While this spike caught most observers off balance, it didn’t surprise me. Each day, I accurately measure Argentina’s inflation using high-frequency data and Purchasing Power Parity theory. By my measure, Argentina’s annual inflation rate is 100%/yr (see the accompanying chart). That’s nearly double the official rate reported for the end of February.
In response to Argentina’s inflation surge, the Banco Central de la República Argentina (BCRA) did what all central banks with no credibility and junk currencies do. It jacked up interest rates in an attempt to keep the peso from plunging and generating more inflation.
When I reflect on the peso, there are plenty of additional lessons. Let’s turn back the clock. Argentina’s monetary system from April 1, 1991 to January 6, 2002 was known locally as Convertibility. It was an unusual name for an unusual system. The Convertibility System was not a currency board. Rather, it was a currency-board-like system: a mixture of currency board and central banking features.

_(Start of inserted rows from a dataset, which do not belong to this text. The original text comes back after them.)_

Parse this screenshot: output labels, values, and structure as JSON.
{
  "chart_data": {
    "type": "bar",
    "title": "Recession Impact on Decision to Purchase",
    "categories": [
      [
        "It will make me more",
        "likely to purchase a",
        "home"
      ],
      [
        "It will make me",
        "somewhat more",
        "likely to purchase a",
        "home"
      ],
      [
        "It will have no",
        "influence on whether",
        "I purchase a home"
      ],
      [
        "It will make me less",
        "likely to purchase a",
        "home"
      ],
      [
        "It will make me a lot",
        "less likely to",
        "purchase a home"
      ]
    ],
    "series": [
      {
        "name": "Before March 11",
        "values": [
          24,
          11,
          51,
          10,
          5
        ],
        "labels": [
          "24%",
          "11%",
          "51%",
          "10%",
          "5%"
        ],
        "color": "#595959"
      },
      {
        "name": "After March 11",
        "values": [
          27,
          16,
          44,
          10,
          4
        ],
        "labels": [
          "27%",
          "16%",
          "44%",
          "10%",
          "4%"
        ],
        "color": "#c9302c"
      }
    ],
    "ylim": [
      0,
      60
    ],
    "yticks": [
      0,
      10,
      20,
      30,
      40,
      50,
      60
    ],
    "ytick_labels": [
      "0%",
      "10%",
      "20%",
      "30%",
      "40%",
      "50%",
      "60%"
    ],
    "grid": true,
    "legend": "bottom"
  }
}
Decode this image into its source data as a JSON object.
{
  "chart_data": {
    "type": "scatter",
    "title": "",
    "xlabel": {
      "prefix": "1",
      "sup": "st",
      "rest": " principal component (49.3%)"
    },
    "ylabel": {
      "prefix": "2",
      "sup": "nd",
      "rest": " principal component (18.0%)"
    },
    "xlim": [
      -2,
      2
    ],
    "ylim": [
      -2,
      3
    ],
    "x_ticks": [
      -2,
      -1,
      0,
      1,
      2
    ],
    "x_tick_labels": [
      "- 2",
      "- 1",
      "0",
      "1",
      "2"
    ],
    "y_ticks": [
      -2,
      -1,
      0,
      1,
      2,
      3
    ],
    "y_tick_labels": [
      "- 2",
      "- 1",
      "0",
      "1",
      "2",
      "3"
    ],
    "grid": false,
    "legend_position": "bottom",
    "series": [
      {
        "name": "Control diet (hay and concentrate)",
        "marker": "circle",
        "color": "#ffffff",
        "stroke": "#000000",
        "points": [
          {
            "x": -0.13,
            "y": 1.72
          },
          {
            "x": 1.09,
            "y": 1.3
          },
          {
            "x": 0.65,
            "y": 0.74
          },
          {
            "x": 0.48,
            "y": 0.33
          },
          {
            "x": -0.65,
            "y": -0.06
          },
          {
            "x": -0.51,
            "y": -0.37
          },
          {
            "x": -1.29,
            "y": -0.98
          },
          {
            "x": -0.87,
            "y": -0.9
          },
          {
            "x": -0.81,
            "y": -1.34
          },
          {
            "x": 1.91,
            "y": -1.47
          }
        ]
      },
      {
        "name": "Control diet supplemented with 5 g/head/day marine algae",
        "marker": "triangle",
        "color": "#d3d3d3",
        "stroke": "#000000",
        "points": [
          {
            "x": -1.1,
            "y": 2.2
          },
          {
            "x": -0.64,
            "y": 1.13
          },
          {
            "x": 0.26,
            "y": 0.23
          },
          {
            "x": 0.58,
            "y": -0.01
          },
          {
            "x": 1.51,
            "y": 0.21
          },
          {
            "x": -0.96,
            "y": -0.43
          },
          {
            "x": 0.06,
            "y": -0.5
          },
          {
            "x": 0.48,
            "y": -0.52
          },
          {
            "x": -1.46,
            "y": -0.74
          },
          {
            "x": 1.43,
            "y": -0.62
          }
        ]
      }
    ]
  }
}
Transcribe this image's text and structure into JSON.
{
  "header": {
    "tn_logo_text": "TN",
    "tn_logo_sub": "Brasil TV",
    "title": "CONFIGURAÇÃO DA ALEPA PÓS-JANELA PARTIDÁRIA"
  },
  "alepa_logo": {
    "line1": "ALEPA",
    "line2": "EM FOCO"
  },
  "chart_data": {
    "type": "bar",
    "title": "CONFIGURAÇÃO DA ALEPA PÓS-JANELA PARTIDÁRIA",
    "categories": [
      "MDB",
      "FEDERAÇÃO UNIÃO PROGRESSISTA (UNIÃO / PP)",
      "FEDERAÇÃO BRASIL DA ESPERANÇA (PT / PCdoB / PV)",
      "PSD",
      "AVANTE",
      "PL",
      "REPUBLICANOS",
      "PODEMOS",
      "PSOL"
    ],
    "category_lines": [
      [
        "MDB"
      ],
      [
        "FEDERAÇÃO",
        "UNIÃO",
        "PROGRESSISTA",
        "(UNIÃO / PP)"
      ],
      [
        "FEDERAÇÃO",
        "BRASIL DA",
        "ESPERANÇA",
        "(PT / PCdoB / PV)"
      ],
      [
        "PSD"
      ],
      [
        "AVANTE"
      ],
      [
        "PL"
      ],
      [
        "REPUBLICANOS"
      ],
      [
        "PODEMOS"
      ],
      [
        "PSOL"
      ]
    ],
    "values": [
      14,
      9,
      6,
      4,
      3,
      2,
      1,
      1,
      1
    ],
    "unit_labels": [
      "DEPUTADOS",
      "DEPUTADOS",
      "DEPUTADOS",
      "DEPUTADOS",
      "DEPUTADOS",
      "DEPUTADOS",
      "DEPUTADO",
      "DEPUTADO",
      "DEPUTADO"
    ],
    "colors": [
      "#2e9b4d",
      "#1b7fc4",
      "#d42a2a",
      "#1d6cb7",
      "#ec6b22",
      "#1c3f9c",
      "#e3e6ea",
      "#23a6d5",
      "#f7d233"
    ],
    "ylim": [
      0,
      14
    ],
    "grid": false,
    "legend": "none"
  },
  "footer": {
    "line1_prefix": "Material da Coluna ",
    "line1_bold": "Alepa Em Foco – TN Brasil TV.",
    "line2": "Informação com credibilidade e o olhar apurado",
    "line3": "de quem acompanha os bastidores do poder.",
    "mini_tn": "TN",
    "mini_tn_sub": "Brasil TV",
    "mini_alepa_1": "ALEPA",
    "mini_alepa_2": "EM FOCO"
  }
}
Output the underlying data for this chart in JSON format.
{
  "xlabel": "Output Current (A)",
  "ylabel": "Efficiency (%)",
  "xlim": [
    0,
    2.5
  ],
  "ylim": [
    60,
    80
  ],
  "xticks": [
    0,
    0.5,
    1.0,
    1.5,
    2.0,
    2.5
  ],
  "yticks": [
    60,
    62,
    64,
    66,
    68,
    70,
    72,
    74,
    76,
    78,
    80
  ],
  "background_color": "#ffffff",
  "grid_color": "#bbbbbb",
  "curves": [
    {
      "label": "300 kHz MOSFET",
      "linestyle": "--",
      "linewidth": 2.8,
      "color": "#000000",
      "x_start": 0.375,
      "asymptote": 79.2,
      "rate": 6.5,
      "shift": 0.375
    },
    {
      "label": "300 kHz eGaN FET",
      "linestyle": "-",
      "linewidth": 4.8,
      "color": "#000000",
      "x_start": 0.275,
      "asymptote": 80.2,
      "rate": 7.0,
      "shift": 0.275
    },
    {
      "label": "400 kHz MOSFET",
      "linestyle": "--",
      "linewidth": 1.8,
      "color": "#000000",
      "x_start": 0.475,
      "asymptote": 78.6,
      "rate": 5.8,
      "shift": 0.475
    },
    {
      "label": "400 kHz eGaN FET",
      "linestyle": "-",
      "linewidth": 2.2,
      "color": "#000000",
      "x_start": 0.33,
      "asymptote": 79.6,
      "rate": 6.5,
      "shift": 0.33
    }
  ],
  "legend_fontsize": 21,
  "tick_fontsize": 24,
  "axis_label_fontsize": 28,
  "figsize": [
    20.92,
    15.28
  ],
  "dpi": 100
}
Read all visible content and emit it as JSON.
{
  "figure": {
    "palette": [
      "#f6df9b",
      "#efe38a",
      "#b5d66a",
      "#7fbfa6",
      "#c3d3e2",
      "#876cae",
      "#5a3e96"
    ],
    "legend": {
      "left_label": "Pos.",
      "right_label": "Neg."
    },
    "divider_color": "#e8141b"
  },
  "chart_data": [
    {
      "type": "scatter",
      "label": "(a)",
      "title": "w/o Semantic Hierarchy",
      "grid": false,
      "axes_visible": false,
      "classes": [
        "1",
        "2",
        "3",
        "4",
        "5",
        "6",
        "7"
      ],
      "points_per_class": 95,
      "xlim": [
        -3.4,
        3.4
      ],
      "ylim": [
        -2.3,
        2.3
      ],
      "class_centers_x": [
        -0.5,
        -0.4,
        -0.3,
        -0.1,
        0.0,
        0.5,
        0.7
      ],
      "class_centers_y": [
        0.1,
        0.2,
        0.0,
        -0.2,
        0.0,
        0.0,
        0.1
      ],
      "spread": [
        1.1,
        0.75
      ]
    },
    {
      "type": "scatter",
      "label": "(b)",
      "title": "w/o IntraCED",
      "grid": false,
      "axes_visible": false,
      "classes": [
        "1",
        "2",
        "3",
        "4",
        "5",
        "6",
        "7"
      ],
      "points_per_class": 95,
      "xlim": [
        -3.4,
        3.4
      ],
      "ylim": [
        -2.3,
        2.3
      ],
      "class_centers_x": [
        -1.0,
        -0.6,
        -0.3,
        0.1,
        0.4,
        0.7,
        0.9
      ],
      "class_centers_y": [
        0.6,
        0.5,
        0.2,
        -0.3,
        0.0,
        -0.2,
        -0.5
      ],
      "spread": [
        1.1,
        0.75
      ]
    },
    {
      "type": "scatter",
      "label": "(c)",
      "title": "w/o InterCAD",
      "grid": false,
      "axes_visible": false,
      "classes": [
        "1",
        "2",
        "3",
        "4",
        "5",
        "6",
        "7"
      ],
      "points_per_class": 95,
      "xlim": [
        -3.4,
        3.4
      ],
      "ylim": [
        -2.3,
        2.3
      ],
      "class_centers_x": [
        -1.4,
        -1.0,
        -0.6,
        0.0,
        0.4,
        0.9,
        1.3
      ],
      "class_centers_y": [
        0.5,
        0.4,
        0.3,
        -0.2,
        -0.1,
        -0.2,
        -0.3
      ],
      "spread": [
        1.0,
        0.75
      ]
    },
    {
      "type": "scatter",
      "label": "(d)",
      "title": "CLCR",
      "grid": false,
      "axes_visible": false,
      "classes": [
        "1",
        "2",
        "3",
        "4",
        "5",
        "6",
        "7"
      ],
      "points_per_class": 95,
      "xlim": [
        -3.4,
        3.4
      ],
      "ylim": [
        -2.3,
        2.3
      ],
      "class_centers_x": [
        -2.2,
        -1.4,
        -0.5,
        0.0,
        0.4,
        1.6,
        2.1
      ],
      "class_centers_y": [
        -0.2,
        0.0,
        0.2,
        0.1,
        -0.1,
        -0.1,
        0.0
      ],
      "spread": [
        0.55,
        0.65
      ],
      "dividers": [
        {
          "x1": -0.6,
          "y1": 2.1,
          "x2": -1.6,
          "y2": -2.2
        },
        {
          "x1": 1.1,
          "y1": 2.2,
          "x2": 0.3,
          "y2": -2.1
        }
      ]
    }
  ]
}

As early as October 1991, while writing in the
Wall Street Journal, I predicted that Convertibility would eventually behave more like a typical central bank, and that it would be engulfed in a currency crisis. Well, that sad day arrived in 1999. And, eventually, the Convertibility System, in which the peso was linked to the U.S. dollar, was abandoned on January 6, 2002.
Many people asserted that the crux of the Argentine crisis was an overvalued peso. Supposedly, the peso’s link to the strong U.S. dollar made the peso overvalued, rendered Argentina uncompetitive, caused the economy to slump, and forced the government to default.
Does the story withstand scrutiny? A classic sign of uncompetitiveness caused by an overvalued currency is declining exports. But, Argentina’s exports increased every year in the decade of the 1990s except in 1999, when Brazil, its largest trading partner, suffered a currency crisis. Exports during the first 11 months of 2001 were about 3.2% ahead of exports during the same period in 2000. Considering that estimated real growth in world trade was only 0.9% in 2001, Argentina’s export performance was relatively strong. Indeed, the export sector was one of the few bright spots in the Argentine economy. If the rest of the economy had been growing as fast as the export sector during 2000-01, Argentina would not have been swallowed by a recession.
In an attempt to bolster claims of a peso overvaluation, some observers asserted, on the basis of taxi rides from the airport or other casual impressions, that prices were high in Buenos Aires, and that high prices were evidence the peso was significantly overvalued against the dollar. But, a Union Bank of Switzerland survey of prices in 58 of the world’s largest cities at that time found that for a basket of 111 goods and services, weighted by typical consumer habits – including three categories of house rent – Buenos Aires ranked 22nd, about midway between the most expensive city, Tokyo, and the least expensive, Mumbai (Bombay). The survey also found those taxi rides that were allegedly so expensive cost about 8% less than the rides in Rio de Janeiro did at the time.
There were other indicators that contradicted the peso overvaluation story. For example, the Economist magazine’s Big Mac Index indicated that the peso, before its devaluation, was 2% undervalued. And, although the Big Mac Index, as well as more sophisticated estimates of equilibrium exchange rates, should be treated with skepticism, a careful study of the matter using data from 1993 to 1999 indicated that the peso was always within 6% of its so-called fundamental equilibrium real exchange rate.
So, a second lesson derived from the Argentine peso is that one should look carefully at the evidence before jumping to conclusions about overvaluation (or undervaluation).When it comes to the peso, my School Boy’s Theory of History applies: it’s just one damn thing after another. Perhaps it’s time to dump the peso and replace it with the Greenback?